Mite umumnya mengisahkan proses suatu kejian alam, dunia, manusia pertama, terjadinya maut, bentuk khas binatang, bentuk khas topografi, gejala alam, dsb. Serupa dengan mite, legenda juga dianggap sebagai cerita yang benar-benar terjadi namun tidak dianggap suci. Latar kejadiannya tidak begitu lampau dan terjadi di dunia seperti yang kita diami. Legenda seringkali juga disebut sebagai ‘sejarah’ kolektif (Danandjaya, 1991). Ceritanya berkisar pada suatu tokoh atau peristiwa tertentu yang dianggap penting oleh komunitasnya. Cerita rakyat yang tergolong sebagai legenda adalah epik, sage, cerita sejarah dan cerita asal-usul nama tempat. Cerita dalam kategori legenda ini memiliki potensi perkembangan yang luas. Cerita-cerita baru dapat muncul dalam suatu komunitas ketika ada peristiwa atau tokoh-tokoh yang mereka anggap penting dalam kehidupan mereka.

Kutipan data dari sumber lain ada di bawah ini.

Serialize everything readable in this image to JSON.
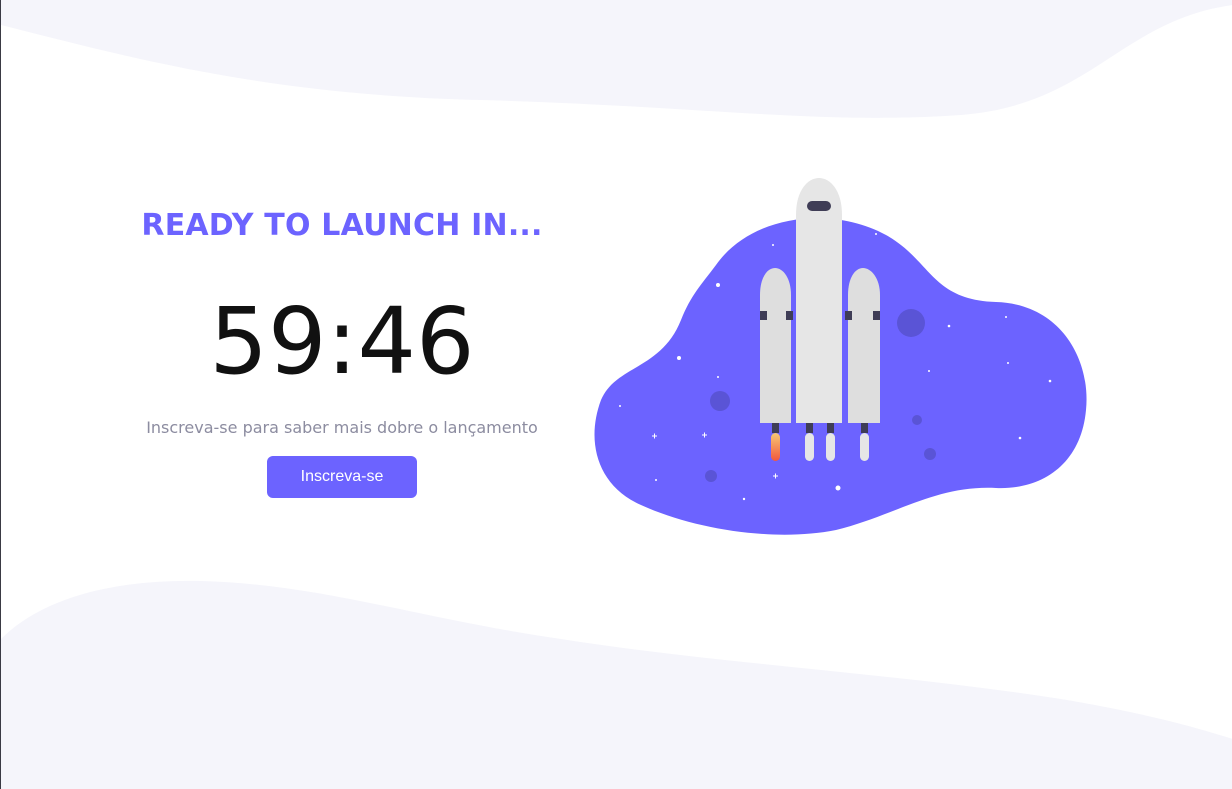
{
  "hero": {
    "heading": "READY TO LAUNCH IN...",
    "countdown": "59:46",
    "subtitle": "Inscreva-se para saber mais dobre o lançamento",
    "cta_label": "Inscreva-se"
  },
  "illustration": {
    "name": "rocket-launch-illustration"
  },
  "colors": {
    "accent": "#6c63ff",
    "wave": "#f5f5fb",
    "text_dark": "#111111",
    "text_muted": "#8c8ca0",
    "rocket_body": "#e6e6e6",
    "rocket_booster": "#dedede",
    "window": "#3f3d56"
  }
}
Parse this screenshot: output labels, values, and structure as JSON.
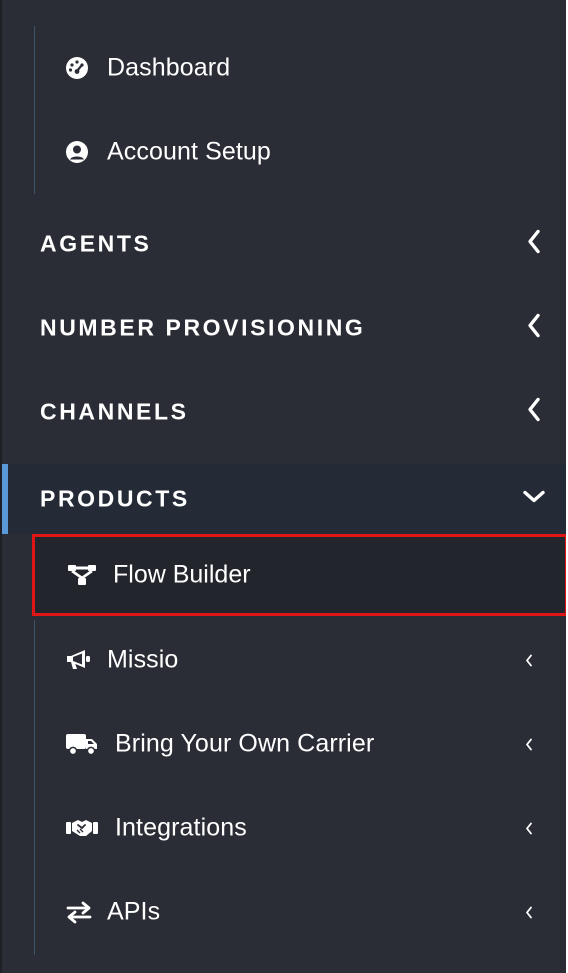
{
  "top_items": [
    {
      "label": "Dashboard",
      "icon": "speedometer-icon"
    },
    {
      "label": "Account Setup",
      "icon": "user-circle-icon"
    }
  ],
  "sections": [
    {
      "title": "AGENTS",
      "state": "collapsed"
    },
    {
      "title": "NUMBER PROVISIONING",
      "state": "collapsed"
    },
    {
      "title": "CHANNELS",
      "state": "collapsed"
    },
    {
      "title": "PRODUCTS",
      "state": "expanded"
    }
  ],
  "products_items": [
    {
      "label": "Flow Builder",
      "icon": "sitemap-icon",
      "selected": true
    },
    {
      "label": "Missio",
      "icon": "megaphone-icon"
    },
    {
      "label": "Bring Your Own Carrier",
      "icon": "truck-icon"
    },
    {
      "label": "Integrations",
      "icon": "handshake-icon"
    },
    {
      "label": "APIs",
      "icon": "exchange-arrows-icon"
    }
  ],
  "colors": {
    "background": "#2a2d35",
    "active_section": "#242b36",
    "accent": "#5a9ad8",
    "highlight_border": "#e01515"
  }
}
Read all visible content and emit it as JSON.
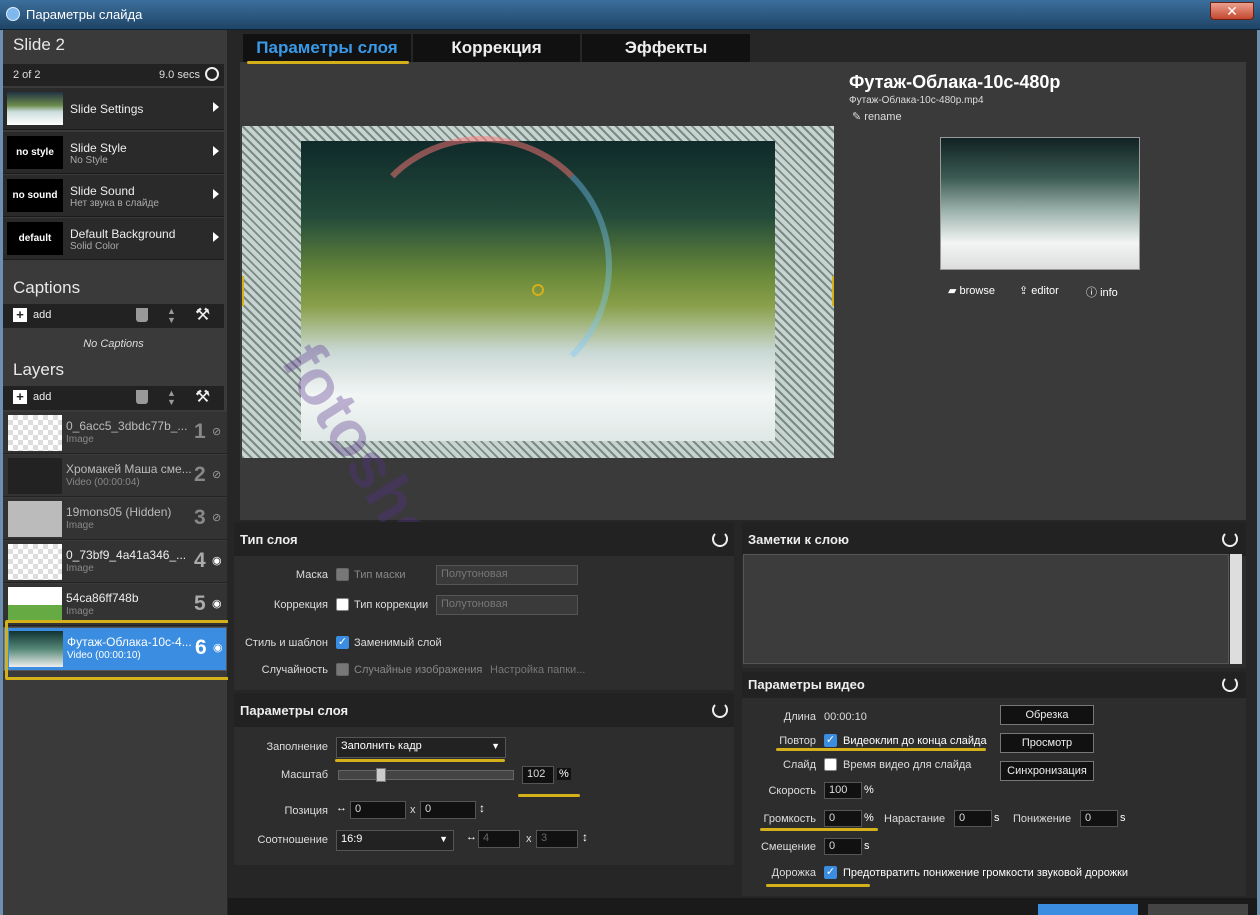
{
  "window": {
    "title": "Параметры слайда",
    "close": "✕"
  },
  "slide": {
    "title": "Slide 2",
    "counter": "2 of 2",
    "duration": "9.0 secs",
    "items": [
      {
        "label": "Slide Settings",
        "sub": "",
        "thumb": ""
      },
      {
        "label": "Slide Style",
        "sub": "No Style",
        "thumb": "no style"
      },
      {
        "label": "Slide Sound",
        "sub": "Нет звука в слайде",
        "thumb": "no sound"
      },
      {
        "label": "Default Background",
        "sub": "Solid Color",
        "thumb": "default"
      }
    ]
  },
  "captions": {
    "title": "Captions",
    "add": "add",
    "empty": "No Captions"
  },
  "layers": {
    "title": "Layers",
    "add": "add",
    "items": [
      {
        "name": "0_6acc5_3dbdc77b_...",
        "type": "Image",
        "num": "1",
        "visible": false
      },
      {
        "name": "Хромакей Маша сме...",
        "type": "Video (00:00:04)",
        "num": "2",
        "visible": false
      },
      {
        "name": "19mons05 (Hidden)",
        "type": "Image",
        "num": "3",
        "visible": false
      },
      {
        "name": "0_73bf9_4a41a346_...",
        "type": "Image",
        "num": "4",
        "visible": true
      },
      {
        "name": "54ca86ff748b",
        "type": "Image",
        "num": "5",
        "visible": true
      },
      {
        "name": "Футаж-Облака-10с-4...",
        "type": "Video (00:00:10)",
        "num": "6",
        "visible": true
      }
    ]
  },
  "tabs": [
    "Параметры слоя",
    "Коррекция",
    "Эффекты"
  ],
  "media": {
    "title": "Футаж-Облака-10с-480р",
    "file": "Футаж-Облака-10с-480р.mp4",
    "rename": "rename",
    "browse": "browse",
    "editor": "editor",
    "info": "info"
  },
  "watermark": "fotoshow.ru",
  "layer_type": {
    "title": "Тип слоя",
    "mask_label": "Маска",
    "mask_check": "Тип маски",
    "mask_select": "Полутоновая",
    "corr_label": "Коррекция",
    "corr_check": "Тип коррекции",
    "corr_select": "Полутоновая",
    "style_label": "Стиль и шаблон",
    "style_check": "Заменимый слой",
    "rand_label": "Случайность",
    "rand_check": "Случайные изображения",
    "rand_link": "Настройка папки..."
  },
  "layer_params": {
    "title": "Параметры слоя",
    "fill_label": "Заполнение",
    "fill_value": "Заполнить кадр",
    "scale_label": "Масштаб",
    "scale_value": "102",
    "pct": "%",
    "pos_label": "Позиция",
    "pos_x": "0",
    "pos_y": "0",
    "x": "x",
    "ratio_label": "Соотношение",
    "ratio_value": "16:9",
    "ratio_w": "4",
    "ratio_h": "3"
  },
  "notes": {
    "title": "Заметки к слою"
  },
  "video": {
    "title": "Параметры видео",
    "len_label": "Длина",
    "len_value": "00:00:10",
    "trim": "Обрезка",
    "repeat_label": "Повтор",
    "repeat_check": "Видеоклип до конца слайда",
    "preview": "Просмотр",
    "slide_label": "Слайд",
    "slide_check": "Время видео для слайда",
    "sync": "Синхронизация",
    "speed_label": "Скорость",
    "speed_value": "100",
    "pct": "%",
    "vol_label": "Громкость",
    "vol_value": "0",
    "fadein_label": "Нарастание",
    "fadein_value": "0",
    "fadeout_label": "Понижение",
    "fadeout_value": "0",
    "s": "s",
    "offset_label": "Смещение",
    "offset_value": "0",
    "track_label": "Дорожка",
    "track_check": "Предотвратить понижение громкости звуковой дорожки"
  }
}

Sedangkan dongeng merupakan cerita rakyat yang tidak dianggap benar-benar terjadi dan tidak terikat oleh waktu dan tempat. Dongeng dimaksudkan terutama untuk hiburan. Cerita dongeng tidak hanya berkisar pada dunia manusia tetapi juga dunia binatang dan tumbuhan yang ‘dimanusiakan’. Berdasarkan objeknya dongeng dapat dipilah lagi menjadi cerita lipur lara, cerita teladan, cerita binatang, dan cerita jenaka. Cerita lipur lara biasanya berkisah mengenai kehidupan sehari-hari dan mengandung unsur kepedihan dan kesengsaraan. Cerita teladan merupakan cerita yang kental dengan pesan moral. Cerita binatang adalah cerita yang tokoh-tokoh utamanya adalah binatang. Sedangkan cerita jenaka yakni cerita yang sifatnya menggelitik, sehingga memancing orang untuk tertawa.  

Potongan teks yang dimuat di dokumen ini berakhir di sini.